Change to the mc-fabric user, then change directory into the server/mods directory.
First mod you'll need is fabric.api. It can be downloaded with
wget https://cdn.modrinth.com/data/P7dR8mSH/versions/MtIGbixh/fabric-api-0.99.4%2B1.20.6.jar
From there, any other mods you want to install - find the link to the .jar file (There's typically versions for Forge and Fabric, make sure you're using Fabric) and then use wget with the link as above.

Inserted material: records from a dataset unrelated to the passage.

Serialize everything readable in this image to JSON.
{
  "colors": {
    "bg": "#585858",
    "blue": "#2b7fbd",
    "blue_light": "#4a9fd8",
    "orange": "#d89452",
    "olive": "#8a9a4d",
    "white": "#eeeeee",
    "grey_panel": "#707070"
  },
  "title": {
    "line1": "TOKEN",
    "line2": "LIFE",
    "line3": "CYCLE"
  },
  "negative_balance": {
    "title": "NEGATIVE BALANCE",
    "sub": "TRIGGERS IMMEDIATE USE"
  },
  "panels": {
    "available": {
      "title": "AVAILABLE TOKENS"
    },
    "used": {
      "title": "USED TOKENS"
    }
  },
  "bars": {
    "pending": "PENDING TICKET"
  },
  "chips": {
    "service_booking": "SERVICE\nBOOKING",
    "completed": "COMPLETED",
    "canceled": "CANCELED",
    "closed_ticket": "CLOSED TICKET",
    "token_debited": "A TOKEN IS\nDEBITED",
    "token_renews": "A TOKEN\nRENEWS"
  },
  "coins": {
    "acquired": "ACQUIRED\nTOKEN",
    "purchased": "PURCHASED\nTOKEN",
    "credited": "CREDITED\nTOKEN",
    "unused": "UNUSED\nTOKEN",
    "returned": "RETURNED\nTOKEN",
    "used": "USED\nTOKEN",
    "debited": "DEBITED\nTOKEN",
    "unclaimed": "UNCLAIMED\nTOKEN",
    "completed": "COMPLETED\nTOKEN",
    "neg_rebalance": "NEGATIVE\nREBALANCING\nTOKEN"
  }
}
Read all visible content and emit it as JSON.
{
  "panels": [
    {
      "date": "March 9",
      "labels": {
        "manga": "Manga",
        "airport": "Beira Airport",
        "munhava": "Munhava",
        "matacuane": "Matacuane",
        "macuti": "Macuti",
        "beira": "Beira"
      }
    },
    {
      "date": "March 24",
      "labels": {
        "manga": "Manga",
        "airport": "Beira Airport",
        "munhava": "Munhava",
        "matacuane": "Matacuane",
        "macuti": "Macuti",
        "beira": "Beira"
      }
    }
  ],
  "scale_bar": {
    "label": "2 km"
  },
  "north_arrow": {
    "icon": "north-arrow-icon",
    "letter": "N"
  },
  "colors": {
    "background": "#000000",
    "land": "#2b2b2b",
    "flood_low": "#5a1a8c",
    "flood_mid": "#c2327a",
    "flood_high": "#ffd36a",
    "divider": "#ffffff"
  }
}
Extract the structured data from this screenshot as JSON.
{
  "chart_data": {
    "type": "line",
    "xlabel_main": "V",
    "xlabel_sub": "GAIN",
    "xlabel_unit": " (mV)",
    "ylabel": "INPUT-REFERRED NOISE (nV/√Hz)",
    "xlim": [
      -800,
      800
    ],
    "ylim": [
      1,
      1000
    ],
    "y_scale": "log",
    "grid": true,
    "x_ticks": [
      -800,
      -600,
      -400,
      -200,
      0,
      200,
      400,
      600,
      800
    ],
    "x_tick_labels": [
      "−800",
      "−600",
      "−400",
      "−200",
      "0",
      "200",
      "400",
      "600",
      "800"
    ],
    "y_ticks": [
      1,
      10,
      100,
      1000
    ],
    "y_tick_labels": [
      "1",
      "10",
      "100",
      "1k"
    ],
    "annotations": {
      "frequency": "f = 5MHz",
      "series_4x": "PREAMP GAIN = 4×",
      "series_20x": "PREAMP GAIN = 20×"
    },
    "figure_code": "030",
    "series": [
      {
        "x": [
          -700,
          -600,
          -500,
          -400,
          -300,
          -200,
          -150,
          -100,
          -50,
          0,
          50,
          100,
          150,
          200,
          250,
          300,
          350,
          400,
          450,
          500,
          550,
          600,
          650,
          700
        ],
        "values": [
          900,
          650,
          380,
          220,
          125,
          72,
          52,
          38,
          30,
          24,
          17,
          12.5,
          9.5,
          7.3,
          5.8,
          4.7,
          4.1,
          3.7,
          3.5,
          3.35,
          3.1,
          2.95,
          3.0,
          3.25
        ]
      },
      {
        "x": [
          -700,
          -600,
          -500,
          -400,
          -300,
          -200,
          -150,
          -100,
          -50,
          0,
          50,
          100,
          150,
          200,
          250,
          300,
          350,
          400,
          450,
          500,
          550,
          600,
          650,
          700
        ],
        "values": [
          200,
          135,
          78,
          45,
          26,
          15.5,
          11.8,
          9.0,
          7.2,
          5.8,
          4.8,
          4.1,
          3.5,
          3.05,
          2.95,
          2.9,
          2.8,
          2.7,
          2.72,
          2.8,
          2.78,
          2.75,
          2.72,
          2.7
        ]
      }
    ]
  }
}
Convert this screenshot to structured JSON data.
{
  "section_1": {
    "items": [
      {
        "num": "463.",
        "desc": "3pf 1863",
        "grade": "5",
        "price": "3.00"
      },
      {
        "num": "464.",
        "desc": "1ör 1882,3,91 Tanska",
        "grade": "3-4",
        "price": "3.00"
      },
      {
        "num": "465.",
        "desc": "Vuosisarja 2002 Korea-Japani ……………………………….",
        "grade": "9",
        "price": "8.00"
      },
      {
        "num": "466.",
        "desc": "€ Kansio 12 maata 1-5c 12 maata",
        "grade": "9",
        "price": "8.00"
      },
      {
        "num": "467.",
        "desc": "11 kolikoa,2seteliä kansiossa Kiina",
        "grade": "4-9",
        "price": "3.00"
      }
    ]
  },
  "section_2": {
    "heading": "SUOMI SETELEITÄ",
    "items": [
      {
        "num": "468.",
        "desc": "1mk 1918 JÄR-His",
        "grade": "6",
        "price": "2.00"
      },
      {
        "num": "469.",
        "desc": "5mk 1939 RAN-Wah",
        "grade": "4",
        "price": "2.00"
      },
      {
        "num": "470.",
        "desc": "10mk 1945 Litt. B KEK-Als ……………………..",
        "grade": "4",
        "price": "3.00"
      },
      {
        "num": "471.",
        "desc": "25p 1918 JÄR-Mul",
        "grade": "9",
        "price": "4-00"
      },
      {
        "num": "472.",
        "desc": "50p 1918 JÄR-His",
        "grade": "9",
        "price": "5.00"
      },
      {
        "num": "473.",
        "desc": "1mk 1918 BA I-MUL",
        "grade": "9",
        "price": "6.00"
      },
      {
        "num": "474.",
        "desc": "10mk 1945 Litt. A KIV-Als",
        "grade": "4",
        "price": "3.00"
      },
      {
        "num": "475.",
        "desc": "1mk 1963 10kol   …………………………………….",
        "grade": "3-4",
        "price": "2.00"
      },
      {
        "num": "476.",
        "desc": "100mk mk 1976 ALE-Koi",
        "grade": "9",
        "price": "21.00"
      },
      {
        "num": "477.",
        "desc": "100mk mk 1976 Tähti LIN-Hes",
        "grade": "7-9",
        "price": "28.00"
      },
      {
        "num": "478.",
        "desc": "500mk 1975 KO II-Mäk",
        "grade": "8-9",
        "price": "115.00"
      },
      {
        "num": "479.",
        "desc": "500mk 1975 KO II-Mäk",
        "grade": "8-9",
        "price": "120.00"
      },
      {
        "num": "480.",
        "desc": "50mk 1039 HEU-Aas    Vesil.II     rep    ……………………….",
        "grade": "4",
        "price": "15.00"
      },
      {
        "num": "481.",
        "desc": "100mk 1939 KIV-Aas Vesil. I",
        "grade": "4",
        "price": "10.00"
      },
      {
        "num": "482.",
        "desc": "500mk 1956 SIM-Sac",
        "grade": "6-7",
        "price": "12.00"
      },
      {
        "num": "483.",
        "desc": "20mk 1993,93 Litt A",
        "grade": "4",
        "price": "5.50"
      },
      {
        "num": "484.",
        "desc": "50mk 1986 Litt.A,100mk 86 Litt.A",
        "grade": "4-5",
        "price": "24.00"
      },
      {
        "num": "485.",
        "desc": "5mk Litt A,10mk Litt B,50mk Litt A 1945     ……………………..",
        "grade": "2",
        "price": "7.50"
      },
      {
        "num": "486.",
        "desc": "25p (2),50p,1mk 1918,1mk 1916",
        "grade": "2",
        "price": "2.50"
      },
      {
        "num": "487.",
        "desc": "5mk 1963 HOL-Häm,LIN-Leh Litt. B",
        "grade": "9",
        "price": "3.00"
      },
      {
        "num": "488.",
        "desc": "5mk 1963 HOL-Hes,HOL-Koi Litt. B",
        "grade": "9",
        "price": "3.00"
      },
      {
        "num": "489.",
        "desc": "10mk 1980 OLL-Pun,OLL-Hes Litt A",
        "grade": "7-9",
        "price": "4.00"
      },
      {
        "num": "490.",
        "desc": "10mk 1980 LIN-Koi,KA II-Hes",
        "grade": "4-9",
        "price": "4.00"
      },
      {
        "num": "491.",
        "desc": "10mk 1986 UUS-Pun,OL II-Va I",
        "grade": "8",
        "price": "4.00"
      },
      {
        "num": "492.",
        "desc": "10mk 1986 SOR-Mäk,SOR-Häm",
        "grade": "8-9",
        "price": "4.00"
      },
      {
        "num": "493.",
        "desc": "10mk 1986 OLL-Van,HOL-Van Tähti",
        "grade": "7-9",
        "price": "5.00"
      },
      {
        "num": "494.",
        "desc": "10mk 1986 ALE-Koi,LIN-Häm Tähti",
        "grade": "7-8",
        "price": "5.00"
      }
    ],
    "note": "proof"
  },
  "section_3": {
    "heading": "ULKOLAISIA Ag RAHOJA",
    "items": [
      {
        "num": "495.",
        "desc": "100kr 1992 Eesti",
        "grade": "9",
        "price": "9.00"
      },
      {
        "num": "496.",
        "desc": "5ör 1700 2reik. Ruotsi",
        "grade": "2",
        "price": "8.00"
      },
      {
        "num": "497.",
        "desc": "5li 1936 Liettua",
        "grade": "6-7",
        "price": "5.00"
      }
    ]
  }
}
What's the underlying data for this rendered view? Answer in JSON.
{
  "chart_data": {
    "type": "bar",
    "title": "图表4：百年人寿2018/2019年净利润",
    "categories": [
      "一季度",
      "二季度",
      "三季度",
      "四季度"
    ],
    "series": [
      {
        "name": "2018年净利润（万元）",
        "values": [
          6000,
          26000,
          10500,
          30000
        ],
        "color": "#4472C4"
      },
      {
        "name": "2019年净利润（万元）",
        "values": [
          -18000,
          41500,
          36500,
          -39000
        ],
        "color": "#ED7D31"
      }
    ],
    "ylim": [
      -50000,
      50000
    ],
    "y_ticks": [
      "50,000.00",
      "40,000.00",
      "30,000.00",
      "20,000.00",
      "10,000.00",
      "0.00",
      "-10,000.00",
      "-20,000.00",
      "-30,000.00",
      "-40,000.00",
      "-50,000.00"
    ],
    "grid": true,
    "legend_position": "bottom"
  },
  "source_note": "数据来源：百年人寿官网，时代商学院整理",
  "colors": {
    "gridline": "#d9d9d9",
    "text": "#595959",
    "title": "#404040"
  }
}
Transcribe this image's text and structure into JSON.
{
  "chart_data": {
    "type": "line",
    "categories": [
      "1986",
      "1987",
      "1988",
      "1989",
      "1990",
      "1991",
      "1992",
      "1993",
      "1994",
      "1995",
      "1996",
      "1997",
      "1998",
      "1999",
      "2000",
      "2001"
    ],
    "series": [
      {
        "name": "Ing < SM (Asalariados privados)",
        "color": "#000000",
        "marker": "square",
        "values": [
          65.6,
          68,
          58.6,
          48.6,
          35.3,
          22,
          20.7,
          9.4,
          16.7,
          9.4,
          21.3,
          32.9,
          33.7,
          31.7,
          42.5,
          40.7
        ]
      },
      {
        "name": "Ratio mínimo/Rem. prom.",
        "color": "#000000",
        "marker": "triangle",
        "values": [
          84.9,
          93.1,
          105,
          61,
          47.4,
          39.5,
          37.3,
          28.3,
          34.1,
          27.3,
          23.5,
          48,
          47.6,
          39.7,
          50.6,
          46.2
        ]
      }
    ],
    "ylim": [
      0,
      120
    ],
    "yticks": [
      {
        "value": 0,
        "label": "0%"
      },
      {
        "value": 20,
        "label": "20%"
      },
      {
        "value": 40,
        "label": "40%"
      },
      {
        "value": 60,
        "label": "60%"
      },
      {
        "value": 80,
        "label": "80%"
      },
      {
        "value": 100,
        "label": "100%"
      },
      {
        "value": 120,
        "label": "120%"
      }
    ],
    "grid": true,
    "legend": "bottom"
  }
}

This will download the file and save it in the directory you run the command from (make sure you're in the mods directory)
Start the server again and it should run the mods.
Static IP address
Best to set a static IP address. Use your proffered text editor to create /etc/netplan/01-network-manager-all.yaml (I'm not sure if the name is important, more the number at the beginning). This should be the only file in this directory, remove any others. THIS NEEDS TO BE DONE AS SUDO / ROOT USER
.yaml file should look like this. You'll need to substitue your own ethernet port and IP addresses as appropriate. ('ip link' will show interface names and status)
network:
version: 2
renderer: networkd
ethernets:
enp2s0f0:
addresses:
- 10.20.30.211/24
routes:
- to: default
via: 10.20.30.1
nameservers:
addresses: [10.20.30.1,1.1.1.1,8.8.8.8]
Run 'netplan try' to test. If there's no errors it'll ask if you want to apply it.